Springbank – the only distillery in Scotland using exclusively its own malted barley – won the “Distillery of the Year” award at the Milan Whisky Festival due to its “craft” character. Meanwhile, the 16 yo “Local barley” won the gold medal at the same event. “Local barley” used to be a historical serie of malts distilled in 1965 and 1966 and bottled in the ‘90s (some of them are up for auction at 4000 euro): you can see here those wonderful labels… The experiment of using only local barley was repeated in September 1999, when Springbank distilled Prisma barley grown by Low Machriemore Farm, near Campbeltown, South Kintyre. The spirit was matured in a mix of ex-bourbon (80%) and ex-sherry (20%), and it was bottled last year. The bottles have been raided and now it’s difficult to find any at less than 200 euro. We thank Milano Whisky Festival and Beija Flor – the Italian importer – for opening one.
N: the first thought is that the time spent in the barrel has not affected the spirit so much. Is this a blemish?
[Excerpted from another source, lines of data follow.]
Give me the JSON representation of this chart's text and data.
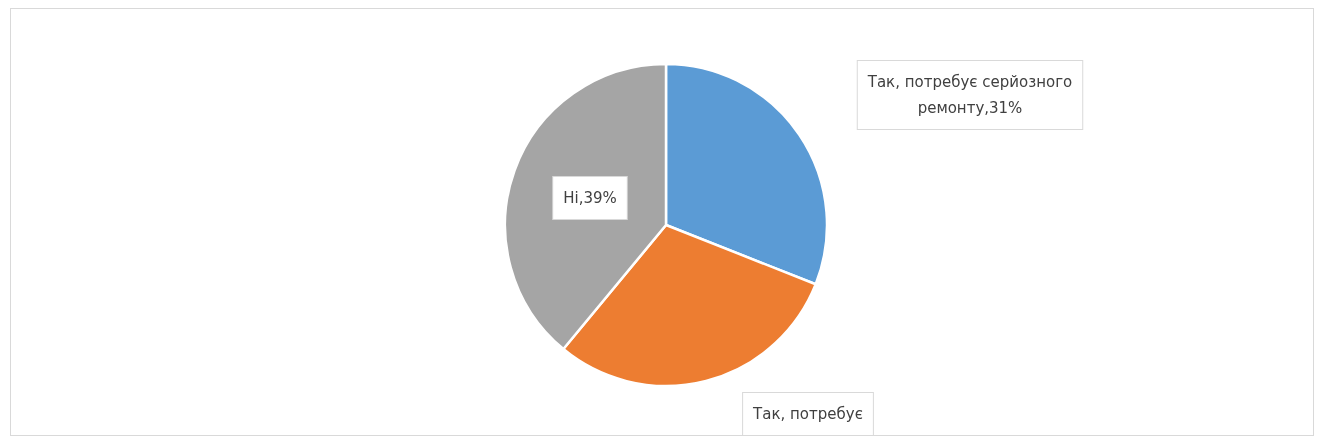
{
  "chart_data": {
    "type": "pie",
    "categories": [
      "Так, потребує серйозного ремонту",
      "Так, потребує",
      "Ні"
    ],
    "values": [
      31,
      30,
      39
    ],
    "colors": [
      "#5b9bd5",
      "#ed7d31",
      "#a5a5a5"
    ],
    "value_labels": [
      ",31%",
      null,
      ",39%"
    ],
    "legend": false
  }
}
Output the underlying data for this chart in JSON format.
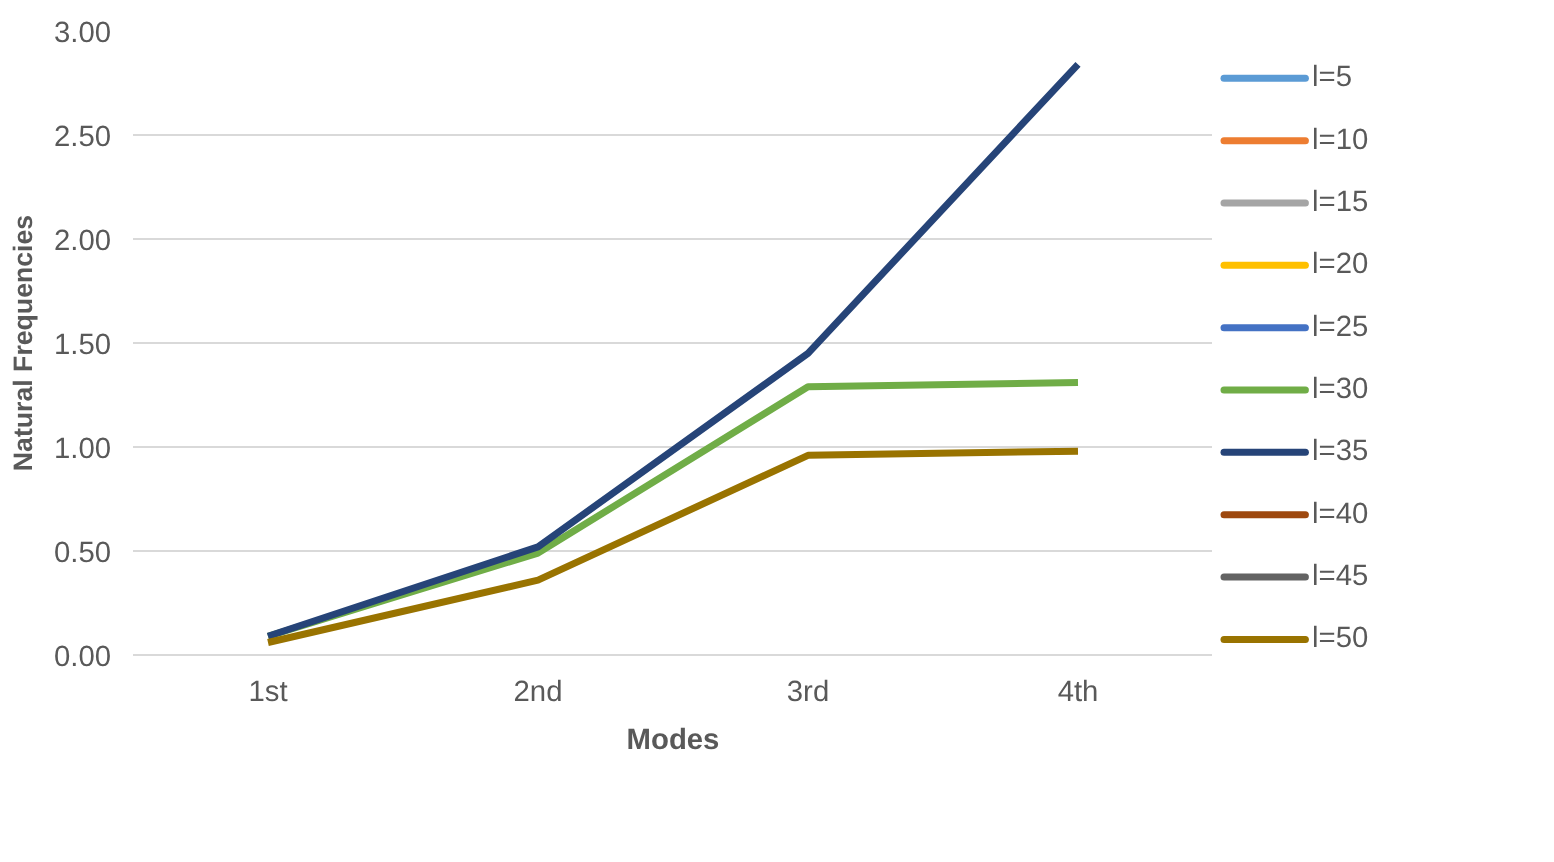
{
  "chart_data": {
    "type": "line",
    "xlabel": "Modes",
    "ylabel": "Natural Frequencies",
    "categories": [
      "1st",
      "2nd",
      "3rd",
      "4th"
    ],
    "series": [
      {
        "name": "l=5",
        "color": "#5b9bd5",
        "values": [
          null,
          null,
          null,
          null
        ]
      },
      {
        "name": "l=10",
        "color": "#ed7d31",
        "values": [
          null,
          null,
          null,
          null
        ]
      },
      {
        "name": "l=15",
        "color": "#a5a5a5",
        "values": [
          null,
          null,
          null,
          null
        ]
      },
      {
        "name": "l=20",
        "color": "#ffc000",
        "values": [
          null,
          null,
          null,
          null
        ]
      },
      {
        "name": "l=25",
        "color": "#4472c4",
        "values": [
          null,
          null,
          null,
          null
        ]
      },
      {
        "name": "l=30",
        "color": "#70ad47",
        "values": [
          0.09,
          0.49,
          1.29,
          1.31
        ]
      },
      {
        "name": "l=35",
        "color": "#264478",
        "values": [
          0.09,
          0.52,
          1.45,
          2.84
        ]
      },
      {
        "name": "l=40",
        "color": "#9e480e",
        "values": [
          null,
          null,
          null,
          null
        ]
      },
      {
        "name": "l=45",
        "color": "#636363",
        "values": [
          null,
          null,
          null,
          null
        ]
      },
      {
        "name": "l=50",
        "color": "#997300",
        "values": [
          0.06,
          0.36,
          0.96,
          0.98
        ]
      }
    ],
    "ylim": [
      0,
      3
    ],
    "yticks": [
      {
        "value": 0,
        "label": "0.00"
      },
      {
        "value": 0.5,
        "label": "0.50"
      },
      {
        "value": 1,
        "label": "1.00"
      },
      {
        "value": 1.5,
        "label": "1.50"
      },
      {
        "value": 2,
        "label": "2.00"
      },
      {
        "value": 2.5,
        "label": "2.50"
      },
      {
        "value": 3,
        "label": "3.00"
      }
    ],
    "grid": "y",
    "legend": "right",
    "marker": "none",
    "line_style": "solid"
  }
}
Not a chance, because when oak allows the Springbank spirit to speak, it’s always a good thing. As it would be clear from the labelling, there’s plenty of cereal: malting floor scent, ears of barley under the sun and even some biscuits. Is it outrageous to mention a farmy side? No way. This countryside style is balanced by brine and green olives, that remind us the air we used to breath when we were in Campbeltown. Later, a powerful layer of peaty smoke, with all the minerality you might imagine (earth, wet wool). With time, it shows also a fruity dimension, never too pushy, with apricot, peach and orange.
P: take the rich and expressive nose and amplify it for two, three, four times… The sweetness on the palate is suddenly evident, more compact: peach suggestions, ripe yellow fruit and a hint of tropical. The orange literally explodes, with its almost-rotten zest which leads us to the “Springbank side of the moon”: starch, brine, rocks and a note at the edge of sulphur (that overripe orange…), with candle smoke and sea water. The peat increases towards the end…
F: …finishing in a real, proper smoke, blended with all the former suggestions. The sweetness here is a pure memory.
Excellent, intriguing, challenging (it was the most beloved at the MWF tasting, that’s proving simpler things are not always the most popular choice). A whisky-tribute to the cereal and to the unique style of a distillery that waves its stubborness as a flag: 91/100, mixing intensity and austerity, seduction and rebelliousness. Very well indeed.
Recommended soundtrack: Motorhead – Enter Sandman, Metallica cover.